= Frederick T. West =

American orthodontist

Frederick T. West (July 6, 1893 – January 18, 1989) was an American orthodontist and a graduate of Dewey School of Orthodontia. He was a former president of American Association of Orthodontists in 1954 and was selected 5th ever honorary member of Edward Angle Society of Orthodontists in 1965.

==Life==
He was born in Sacramento, California, and attended Christian Brothers High School (Sacramento, California) in 1910. He attended Saint Mary's College of California, where he received his college degree in 1914. He then attended College of Physicians and Surgeons Dental School in San Francisco and graduated in 1917. After this he continued his studies at the Dewey School of Orthodontia, where he learned orthodontics for six weeks.

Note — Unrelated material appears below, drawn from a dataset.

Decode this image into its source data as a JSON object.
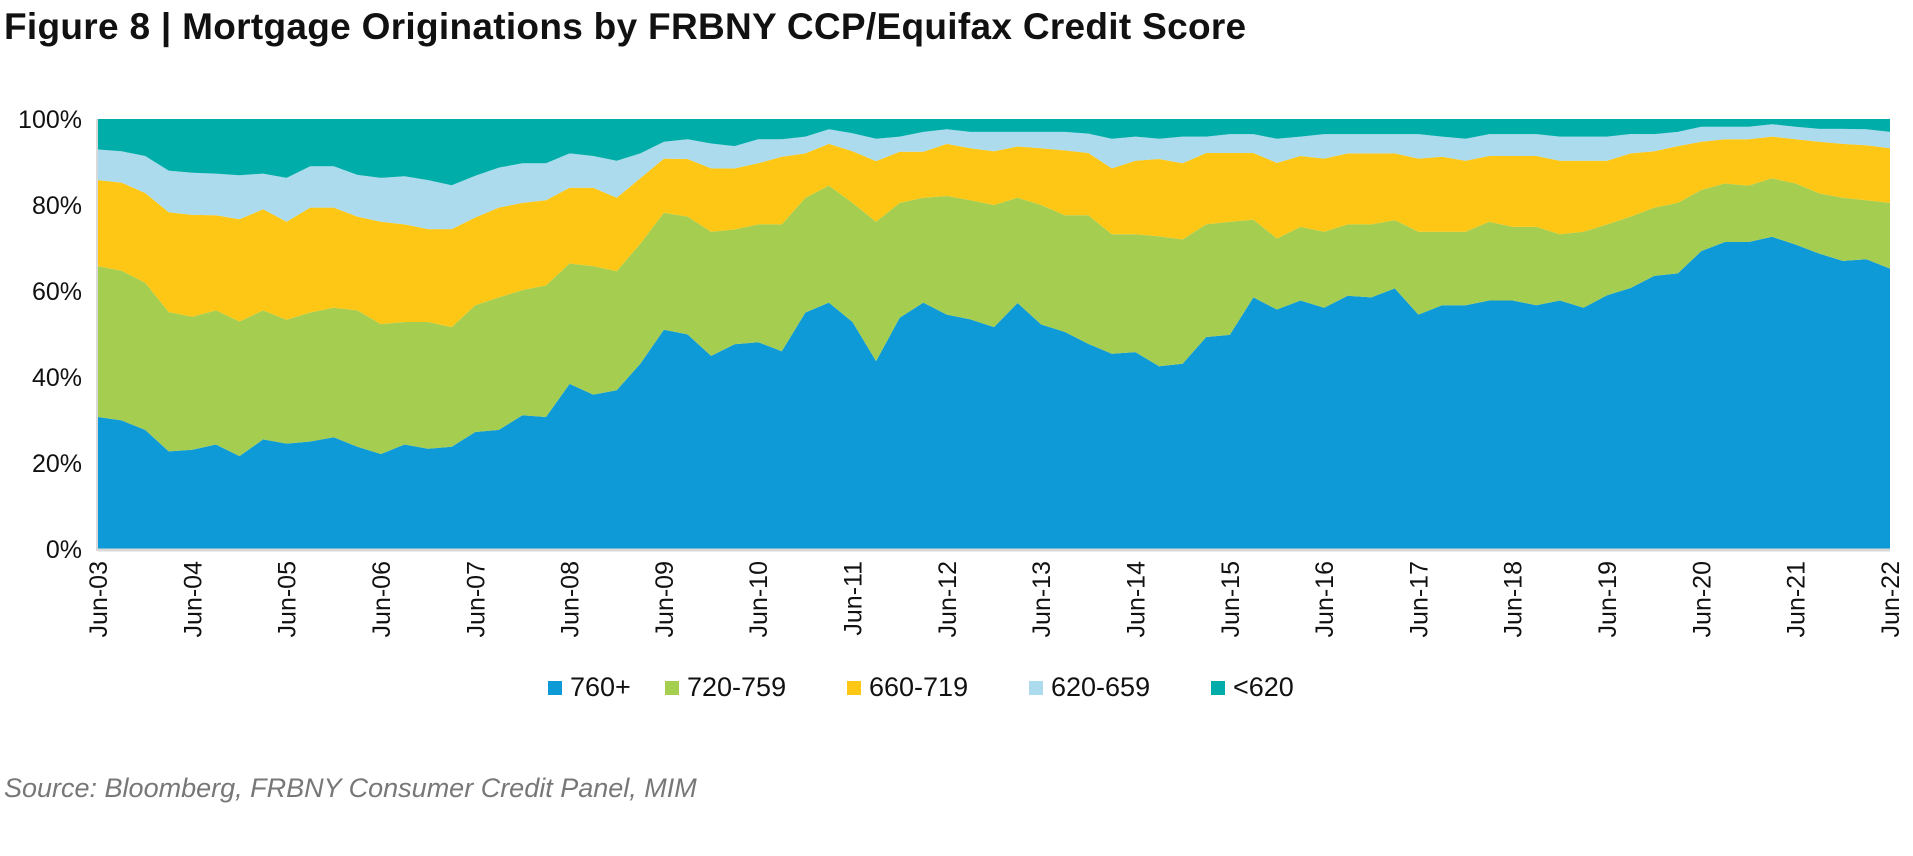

In 1919, he started teaching at the Physicians and Surgeons School, where he served as a faculty member for 43 years. The school later changed its name to University of the Pacific Arthur A. Dugoni School of Dentistry after the school survived a financial disaster in 1923 which West saved the school from closing by loaning the school money.

==Career==
West became the curator of a library which held Dr. Spencer Atkinson's collection of 15,000 skulls. In 1982 he received Albert H. Ketcham Memorial award, which is the highest honor in the field of orthodontics. University of the Pacific Arthur A. Dugoni School of Dentistry hosts annual lecture series in the honor of Dr. West.